Fruto do racismo estrutural, que reproduz em todos os sistemas institucionais, culturais e econômicos a violência contra pessoas negras, o racismo algorítmico, de acordo com o pesquisador sênior de Políticas de Tecnologia da Fundação Mozilla, Tarcízio Silva, é “uma espécie de atualização do racismo estrutural”, que irá perpetuar as desigualdades raciais por meio de ferramentas tecnológicas, como é o caso da inteligência artificial.
Continue o texto e saiba mais sobre:
- O que é o racismo estrutural.
- Como o racismo estrutural influencia o racismo algorítmico.
- Qual é o impacto disso sobre a população negra.
- Importância de regular o desenvolvimento da inteligência artificial para garantir maior justiça e equidade.
Boa leitura!
O que é o racismo estrutural
O racismo estrutural é o termo utilizado para se referir ao conjunto de práticas, políticas e normas que estruturam e reforçam as desigualdades raciais em uma sociedade. Portanto, ele está presente em todas as instituições: desde sistemas educacionais, de saúde, até o mercado de trabalho e sistema judiciário, promovendo barreiras sistemáticas a grupos raciais marginalizados, especialmente a população negra.
No contexto brasileiro, o racismo estrutural está profundamente enraizado e impacta violentamente a vida de negros e indígenas, enquanto privilegia brancos e pessoas de pele mais clara. Uma prova disso é que, em 2022, a proporção de brasileiros negros que viviam abaixo da linha da pobreza era de 70,3%, enquanto brancos representavam a fração de 28,7%, de acordo com os dados do Instituto Brasileiro de Geografia e Estatística (IBGE).
Desse modo, o racismo estrutural se manifesta em diferentes instituições, de maneiras distintas: Pode ser por meio de:
- Desigualdade econômica.
- Dificuldade de acesso a empregos de qualidade.
- Disparidades salariais.
- Taxas desproporcionalmente elevadas de encarceramento de negros.
- Sub-representação nos cargos de liderança e poder.

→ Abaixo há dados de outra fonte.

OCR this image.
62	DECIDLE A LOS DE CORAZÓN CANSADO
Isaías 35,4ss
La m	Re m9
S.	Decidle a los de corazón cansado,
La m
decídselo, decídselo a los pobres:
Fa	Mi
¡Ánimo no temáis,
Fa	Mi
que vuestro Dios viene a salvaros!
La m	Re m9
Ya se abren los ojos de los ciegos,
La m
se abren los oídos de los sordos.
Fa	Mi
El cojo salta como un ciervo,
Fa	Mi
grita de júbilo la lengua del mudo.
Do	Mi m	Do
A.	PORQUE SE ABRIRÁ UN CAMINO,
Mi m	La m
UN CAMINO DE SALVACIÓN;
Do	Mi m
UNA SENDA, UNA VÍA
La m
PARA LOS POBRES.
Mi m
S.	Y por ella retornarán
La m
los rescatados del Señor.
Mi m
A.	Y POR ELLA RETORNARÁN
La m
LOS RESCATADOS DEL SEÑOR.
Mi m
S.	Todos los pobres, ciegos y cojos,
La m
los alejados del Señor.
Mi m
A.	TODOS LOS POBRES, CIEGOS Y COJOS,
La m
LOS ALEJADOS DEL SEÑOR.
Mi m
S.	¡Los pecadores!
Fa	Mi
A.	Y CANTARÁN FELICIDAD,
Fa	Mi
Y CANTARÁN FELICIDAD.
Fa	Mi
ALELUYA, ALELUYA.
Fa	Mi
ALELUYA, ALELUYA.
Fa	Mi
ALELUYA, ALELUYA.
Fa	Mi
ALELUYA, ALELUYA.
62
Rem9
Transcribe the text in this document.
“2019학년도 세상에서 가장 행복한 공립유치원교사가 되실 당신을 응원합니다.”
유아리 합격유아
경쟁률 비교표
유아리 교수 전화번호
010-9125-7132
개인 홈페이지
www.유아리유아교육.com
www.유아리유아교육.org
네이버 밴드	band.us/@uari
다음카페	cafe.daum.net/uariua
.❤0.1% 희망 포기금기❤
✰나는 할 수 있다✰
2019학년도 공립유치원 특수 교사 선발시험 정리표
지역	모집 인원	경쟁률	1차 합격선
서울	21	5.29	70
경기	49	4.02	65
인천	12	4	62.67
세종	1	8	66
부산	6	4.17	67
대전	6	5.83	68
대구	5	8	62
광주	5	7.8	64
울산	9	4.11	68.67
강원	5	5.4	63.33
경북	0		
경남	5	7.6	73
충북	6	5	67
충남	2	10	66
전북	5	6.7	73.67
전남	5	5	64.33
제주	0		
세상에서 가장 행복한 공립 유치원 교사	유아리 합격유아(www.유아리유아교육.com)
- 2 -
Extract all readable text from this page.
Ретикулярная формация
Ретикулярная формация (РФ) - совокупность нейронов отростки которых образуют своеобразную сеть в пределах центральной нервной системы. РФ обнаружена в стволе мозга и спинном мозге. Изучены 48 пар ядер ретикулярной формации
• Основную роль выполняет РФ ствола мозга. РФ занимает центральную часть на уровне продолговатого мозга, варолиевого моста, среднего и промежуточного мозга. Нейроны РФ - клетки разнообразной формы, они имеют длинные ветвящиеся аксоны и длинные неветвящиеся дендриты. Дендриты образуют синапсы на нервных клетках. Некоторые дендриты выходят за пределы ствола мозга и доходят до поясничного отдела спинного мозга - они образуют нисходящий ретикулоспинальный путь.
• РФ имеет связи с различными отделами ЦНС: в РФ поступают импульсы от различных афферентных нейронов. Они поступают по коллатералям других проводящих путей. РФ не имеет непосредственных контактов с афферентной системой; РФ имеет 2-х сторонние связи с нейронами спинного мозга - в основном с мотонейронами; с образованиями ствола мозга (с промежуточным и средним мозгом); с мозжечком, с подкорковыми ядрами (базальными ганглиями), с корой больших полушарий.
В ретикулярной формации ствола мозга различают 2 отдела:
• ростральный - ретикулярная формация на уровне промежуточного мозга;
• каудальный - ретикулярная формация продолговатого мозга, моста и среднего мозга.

O fato é que essas desigualdades não são acidentais, nem tão pouco recentes. Mas, ao contrário: elas refletem séculos de opressão e exclusão sistemática. Mesmo quando não há a intenção de discriminar diretamente, os sistemas construídos sob essas bases continuam a prejudicar a população negra e indígena todo dia.
Como o racismo influencia no racismo algorítmico
Com o uso cada vez mais massivo da inteligência artificial, tem se evidenciado uma série de violências voltada aos grupos marginalizados no mundo virtual. E uma dessas violências está diretamente relacionada ao racismo algorítmico.
O termo, que é uma extensão do racismo estrutural, faz referência ao viés racial que pode estar presente nos algoritmos utilizados em diferentes áreas, como reconhecimento facial e até mesmo decisões judiciais. Especialistas explicam que isso ocorre porque algoritmos são baseados em dados e padrões preexistentes, o que significa que, se os dados refletem uma sociedade racista, os algoritmos, inevitavelmente, herdam esses vieses – e é justamente isso que acontece.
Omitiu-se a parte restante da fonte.